Locusta: The dark history of Rome’s notorious poisoner
Man, politics has changed since ancient Rome.
To be clear, this is a good thing that should be encouraged. As fascinating as that time period was, emperors with unchecked power aren’t just bad ideas because of the oppression that naturally comes with the presence of a leader whose place at the head of a country is unquestioned. It’s a bad idea because they fundamentally don’t work. They fail their people, fail their countries, and if that wasn’t enough (and by the looks of it, those facts really aren’t enough to convince people that emperors are bad ideas), they all kept getting killed.
This was absolutely their own fault, and they have no one to blame but themselves. After all, if you make the only way you leave power your death, there will be a huge number of people willing to facilitate that, since they literally don’t have a choice. Most of the time, these were in Caesar-style coups orchestrated by their government, but several people who took the title of Emperor were murdered by people in their direct line of succession.

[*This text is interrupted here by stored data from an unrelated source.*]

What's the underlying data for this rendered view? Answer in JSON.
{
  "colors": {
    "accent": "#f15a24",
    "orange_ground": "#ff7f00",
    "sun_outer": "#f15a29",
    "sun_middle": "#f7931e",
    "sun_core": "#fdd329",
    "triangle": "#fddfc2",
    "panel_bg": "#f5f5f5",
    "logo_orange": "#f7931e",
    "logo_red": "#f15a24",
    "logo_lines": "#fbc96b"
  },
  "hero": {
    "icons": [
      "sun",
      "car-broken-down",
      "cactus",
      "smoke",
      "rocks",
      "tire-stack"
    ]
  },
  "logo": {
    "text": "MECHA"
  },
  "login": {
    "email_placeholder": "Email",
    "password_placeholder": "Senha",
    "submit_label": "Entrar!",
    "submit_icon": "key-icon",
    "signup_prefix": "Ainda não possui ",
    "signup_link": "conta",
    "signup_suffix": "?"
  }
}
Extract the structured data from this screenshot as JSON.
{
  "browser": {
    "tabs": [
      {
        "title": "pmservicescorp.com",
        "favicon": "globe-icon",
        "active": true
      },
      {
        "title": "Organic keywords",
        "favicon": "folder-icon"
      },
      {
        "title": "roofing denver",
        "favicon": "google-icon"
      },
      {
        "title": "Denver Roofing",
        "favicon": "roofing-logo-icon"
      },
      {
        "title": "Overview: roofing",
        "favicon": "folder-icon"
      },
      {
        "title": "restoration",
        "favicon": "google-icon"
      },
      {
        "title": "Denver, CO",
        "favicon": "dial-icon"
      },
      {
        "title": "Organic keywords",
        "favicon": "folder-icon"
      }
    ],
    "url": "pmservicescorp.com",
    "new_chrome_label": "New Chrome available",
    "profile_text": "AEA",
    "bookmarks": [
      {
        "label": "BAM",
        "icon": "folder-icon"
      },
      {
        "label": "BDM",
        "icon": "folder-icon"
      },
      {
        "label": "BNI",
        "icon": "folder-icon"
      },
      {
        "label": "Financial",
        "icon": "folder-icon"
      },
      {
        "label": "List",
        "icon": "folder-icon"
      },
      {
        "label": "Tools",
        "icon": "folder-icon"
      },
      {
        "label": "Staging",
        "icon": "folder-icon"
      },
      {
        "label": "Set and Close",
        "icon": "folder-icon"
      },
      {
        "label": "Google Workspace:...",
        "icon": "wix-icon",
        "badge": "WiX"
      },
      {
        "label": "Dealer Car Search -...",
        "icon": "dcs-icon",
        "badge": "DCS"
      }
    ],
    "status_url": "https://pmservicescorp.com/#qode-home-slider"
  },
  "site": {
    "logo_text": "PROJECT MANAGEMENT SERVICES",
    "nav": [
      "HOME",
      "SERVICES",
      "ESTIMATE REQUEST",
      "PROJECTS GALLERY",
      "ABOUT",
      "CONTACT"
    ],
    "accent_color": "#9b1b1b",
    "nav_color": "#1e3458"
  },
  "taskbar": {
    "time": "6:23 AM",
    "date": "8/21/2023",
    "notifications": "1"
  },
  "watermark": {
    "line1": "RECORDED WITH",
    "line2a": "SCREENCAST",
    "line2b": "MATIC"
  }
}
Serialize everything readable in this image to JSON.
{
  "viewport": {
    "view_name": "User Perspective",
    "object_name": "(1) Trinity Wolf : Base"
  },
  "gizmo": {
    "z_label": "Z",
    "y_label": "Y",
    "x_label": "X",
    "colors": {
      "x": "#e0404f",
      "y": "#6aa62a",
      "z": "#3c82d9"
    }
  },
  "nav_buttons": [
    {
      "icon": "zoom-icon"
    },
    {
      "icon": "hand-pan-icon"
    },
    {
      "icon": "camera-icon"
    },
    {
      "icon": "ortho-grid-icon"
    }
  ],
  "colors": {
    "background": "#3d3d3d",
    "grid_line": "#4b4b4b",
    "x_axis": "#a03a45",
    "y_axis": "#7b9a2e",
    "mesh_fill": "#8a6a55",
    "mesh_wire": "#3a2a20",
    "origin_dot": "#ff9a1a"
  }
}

Sure, that’s a nice way of saying their immediate family murdered them, but such is the necessity of familial succession. If you don’t give people any other choice, they’ll often make it anyway.
What’s more, these moves to murder their own families for political gain were barely clandestine. In fact, the best example of how openly these maniacs went after each other was the presence of Locusta, a Gaulish favourite of Emperor Nero who served at his right hand. Not as an advisor. Not as a lieutenant. Not as a concubine. No, Locusta was Nero’s chief poisoner. You might think that this was because Nero was a particularly sadistic character, but no.
This was just the way Ancient Rome was, and Nero inherited Locusta from his mother’s regime.

How did Locusta shape ancient Rome?
We know very little about how Locusta made it to Rome, only appearing in the histories of Tacitus, Suetonius and Cassius Dio as a member of Agrippina the Younger’s inner circle back when she was the fourth wife and niece (again, Ancient Rome) of Emperor Claudius.
Agrippina was as ambitious and conniving as any other Roman emperor of the time, though, and had designs on taking the title of Emperor for herself so she could manoeuvre her son Nero into the top spot. All that stood in her way was her pesky husband.
To deal with him, she turned to Locusta. Poisoning was a common method of assassination in those days, so anyone who knew their chemicals and how to hide them was a serious asset to those in power. Locusta had caught Agrippina’s eye and, according to some sources, supplied her with the poison that killed her husband. Owing their ascendance to the emperor, Locusta stayed in their inner circle. Nero himself called on her talents to murder Claudius’ son from a previous marriage, Britannicus.
However, when Nero fled Rome in 68 AD, everyone involved with his reign, one tyrannical even by the standards of Ancient Rome, was suddenly extremely unpopular. She, along with several of Nero’s other favourites, was led through the streets of Rome in chains before being publically executed the year after Nero’s escape.
Christ. It really does make you thankful for democracy, doesn’t it?